Jurisprudence applying the 1997 Rules has continued to acknowledge the Lina doctrine which
embodies this right to appeal as among the remedies of a defendant, and no argument in this
petition persuades the Court to rule otherwise.
o A defendant party declared in default retains the right to appeal from the judgment by default on
the ground that the plaintiff failed to prove the material allegations of the complaint, or that the
decision is contrary to law, even without need of the prior filing of a motion to set aside the order
of default.

Was Martinezs evidence enough to secure the registration of the lot in his name? NO.
Actual possession of land, however, consists in the manifestation of acts of dominion over it of such a
nature as a party would naturally exercise over his own property.

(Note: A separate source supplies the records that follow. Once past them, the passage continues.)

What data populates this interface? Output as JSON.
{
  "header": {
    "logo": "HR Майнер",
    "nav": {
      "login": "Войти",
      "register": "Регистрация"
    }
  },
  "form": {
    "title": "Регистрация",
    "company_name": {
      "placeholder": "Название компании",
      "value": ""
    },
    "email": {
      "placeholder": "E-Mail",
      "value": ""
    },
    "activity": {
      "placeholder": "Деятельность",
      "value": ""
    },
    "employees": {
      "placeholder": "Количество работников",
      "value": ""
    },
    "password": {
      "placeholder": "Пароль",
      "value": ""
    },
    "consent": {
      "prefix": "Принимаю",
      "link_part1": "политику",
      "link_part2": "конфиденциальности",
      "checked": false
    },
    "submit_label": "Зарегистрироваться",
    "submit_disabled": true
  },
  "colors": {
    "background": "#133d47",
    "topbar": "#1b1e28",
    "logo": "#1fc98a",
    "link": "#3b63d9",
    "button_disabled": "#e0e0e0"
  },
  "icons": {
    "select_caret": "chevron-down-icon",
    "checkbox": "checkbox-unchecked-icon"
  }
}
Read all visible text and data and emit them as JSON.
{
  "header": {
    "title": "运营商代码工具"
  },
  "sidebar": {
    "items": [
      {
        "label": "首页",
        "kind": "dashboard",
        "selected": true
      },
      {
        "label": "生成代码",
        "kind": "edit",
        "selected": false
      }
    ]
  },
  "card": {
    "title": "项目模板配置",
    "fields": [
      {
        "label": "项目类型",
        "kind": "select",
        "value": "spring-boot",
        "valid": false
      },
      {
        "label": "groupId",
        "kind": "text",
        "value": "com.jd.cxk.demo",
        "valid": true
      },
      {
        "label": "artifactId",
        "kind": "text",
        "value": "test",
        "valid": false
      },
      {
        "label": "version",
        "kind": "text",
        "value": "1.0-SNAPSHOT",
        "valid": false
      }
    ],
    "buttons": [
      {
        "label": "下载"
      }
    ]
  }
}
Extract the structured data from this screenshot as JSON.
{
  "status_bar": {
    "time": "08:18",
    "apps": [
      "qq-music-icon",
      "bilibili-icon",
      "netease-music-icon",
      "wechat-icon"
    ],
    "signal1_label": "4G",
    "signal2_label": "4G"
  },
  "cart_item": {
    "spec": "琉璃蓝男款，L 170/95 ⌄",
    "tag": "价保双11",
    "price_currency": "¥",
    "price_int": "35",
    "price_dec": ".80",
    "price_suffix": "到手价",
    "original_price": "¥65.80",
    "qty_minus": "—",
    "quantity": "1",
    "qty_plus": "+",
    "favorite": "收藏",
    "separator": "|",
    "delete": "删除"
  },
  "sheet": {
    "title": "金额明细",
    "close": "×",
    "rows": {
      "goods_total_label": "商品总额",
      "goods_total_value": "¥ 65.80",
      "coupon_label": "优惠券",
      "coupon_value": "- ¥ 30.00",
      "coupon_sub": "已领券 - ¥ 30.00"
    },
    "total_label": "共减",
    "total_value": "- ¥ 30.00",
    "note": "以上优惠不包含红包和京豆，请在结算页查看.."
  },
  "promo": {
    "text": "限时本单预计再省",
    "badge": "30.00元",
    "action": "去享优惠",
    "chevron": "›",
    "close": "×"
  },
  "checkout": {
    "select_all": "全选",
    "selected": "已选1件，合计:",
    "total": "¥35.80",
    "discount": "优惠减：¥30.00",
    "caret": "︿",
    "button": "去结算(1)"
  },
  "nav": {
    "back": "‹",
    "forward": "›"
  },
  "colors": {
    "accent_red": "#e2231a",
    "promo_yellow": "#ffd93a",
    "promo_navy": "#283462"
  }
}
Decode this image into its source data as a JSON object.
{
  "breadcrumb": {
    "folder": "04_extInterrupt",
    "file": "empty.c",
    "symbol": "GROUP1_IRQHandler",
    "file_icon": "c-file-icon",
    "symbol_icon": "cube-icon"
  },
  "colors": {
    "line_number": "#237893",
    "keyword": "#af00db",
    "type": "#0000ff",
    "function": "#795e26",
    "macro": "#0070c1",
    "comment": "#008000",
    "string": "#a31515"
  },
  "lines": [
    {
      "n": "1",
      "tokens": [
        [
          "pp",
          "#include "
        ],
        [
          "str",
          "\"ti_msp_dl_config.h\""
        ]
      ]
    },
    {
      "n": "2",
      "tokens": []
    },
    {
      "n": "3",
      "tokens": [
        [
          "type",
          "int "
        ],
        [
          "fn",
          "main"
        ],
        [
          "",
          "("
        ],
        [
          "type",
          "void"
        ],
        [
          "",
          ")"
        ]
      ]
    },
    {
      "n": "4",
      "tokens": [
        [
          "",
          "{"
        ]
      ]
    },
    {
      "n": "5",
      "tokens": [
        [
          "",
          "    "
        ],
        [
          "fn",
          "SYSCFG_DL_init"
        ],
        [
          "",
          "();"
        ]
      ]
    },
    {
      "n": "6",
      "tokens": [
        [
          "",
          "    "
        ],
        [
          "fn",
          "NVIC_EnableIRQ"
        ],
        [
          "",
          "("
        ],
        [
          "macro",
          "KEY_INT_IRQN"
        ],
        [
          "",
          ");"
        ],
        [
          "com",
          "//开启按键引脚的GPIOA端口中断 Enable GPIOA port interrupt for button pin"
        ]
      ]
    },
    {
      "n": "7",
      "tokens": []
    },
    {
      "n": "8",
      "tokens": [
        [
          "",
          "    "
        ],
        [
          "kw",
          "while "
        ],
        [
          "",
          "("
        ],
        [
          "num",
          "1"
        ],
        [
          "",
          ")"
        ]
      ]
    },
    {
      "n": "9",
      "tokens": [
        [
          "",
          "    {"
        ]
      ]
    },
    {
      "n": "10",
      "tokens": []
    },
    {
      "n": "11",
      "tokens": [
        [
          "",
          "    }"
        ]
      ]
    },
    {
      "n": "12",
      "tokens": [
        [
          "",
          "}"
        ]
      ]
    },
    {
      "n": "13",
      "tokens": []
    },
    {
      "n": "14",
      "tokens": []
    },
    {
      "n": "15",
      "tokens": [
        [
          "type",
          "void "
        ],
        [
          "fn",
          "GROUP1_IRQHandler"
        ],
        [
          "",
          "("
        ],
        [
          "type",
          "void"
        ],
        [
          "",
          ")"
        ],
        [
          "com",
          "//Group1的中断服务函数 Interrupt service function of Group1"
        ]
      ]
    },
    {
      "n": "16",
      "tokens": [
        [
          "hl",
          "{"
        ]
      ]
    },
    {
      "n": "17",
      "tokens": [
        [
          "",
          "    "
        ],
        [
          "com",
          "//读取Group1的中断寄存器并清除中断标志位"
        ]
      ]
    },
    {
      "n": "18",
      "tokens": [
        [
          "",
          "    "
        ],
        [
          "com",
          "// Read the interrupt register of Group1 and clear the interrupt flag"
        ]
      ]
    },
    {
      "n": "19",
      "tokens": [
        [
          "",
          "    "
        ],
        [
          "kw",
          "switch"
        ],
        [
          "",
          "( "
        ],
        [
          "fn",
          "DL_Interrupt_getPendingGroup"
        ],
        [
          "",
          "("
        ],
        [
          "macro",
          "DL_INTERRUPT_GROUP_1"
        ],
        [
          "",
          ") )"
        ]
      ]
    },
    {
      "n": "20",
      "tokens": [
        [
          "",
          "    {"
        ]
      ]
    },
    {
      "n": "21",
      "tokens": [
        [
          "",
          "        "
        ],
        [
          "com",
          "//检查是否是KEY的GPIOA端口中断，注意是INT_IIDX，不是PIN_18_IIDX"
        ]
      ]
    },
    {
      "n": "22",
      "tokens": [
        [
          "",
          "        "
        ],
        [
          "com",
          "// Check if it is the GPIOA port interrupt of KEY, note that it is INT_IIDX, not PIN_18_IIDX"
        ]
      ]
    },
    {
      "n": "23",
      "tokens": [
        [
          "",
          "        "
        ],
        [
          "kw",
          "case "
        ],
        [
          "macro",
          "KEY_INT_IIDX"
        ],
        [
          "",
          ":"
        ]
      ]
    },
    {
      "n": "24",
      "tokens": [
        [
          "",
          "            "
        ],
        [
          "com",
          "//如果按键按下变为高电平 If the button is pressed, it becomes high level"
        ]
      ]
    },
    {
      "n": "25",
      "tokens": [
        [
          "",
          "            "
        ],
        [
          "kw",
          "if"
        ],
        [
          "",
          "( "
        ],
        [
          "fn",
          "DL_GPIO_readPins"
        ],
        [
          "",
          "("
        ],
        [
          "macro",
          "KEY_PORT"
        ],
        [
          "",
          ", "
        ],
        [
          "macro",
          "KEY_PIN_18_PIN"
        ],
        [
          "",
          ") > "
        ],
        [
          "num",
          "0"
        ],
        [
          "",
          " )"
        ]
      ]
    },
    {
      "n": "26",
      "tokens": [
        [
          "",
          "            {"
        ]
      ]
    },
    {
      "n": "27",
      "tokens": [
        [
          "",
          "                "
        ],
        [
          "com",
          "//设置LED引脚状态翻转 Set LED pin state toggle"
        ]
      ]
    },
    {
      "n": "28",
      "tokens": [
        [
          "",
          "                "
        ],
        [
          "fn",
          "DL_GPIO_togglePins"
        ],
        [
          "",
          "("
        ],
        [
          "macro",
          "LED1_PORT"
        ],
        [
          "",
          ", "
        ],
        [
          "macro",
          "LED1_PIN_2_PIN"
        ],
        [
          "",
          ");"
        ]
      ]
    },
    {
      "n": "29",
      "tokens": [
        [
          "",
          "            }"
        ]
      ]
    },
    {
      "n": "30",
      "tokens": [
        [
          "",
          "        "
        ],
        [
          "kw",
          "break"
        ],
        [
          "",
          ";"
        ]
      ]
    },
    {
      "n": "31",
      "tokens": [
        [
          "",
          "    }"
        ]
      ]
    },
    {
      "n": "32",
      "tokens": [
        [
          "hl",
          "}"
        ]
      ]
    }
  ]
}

o It is not enough for an applicant to declare himself or his predecessors-in-interest the
possessors and owners of the land for which registration is sought. He must present specific
acts of ownership to substantiate the claim and cannot just offer general statements, which are
mere conclusions of law requiring evidentiary support and substantiation.
o Furthermore, the Deed of Sale he presented was not translated from the vernacular, and is thus
inadmissible. The tracing cloth plan for lot 3 also did not appear to be approved by the Director
of Lands and is thus not admissible.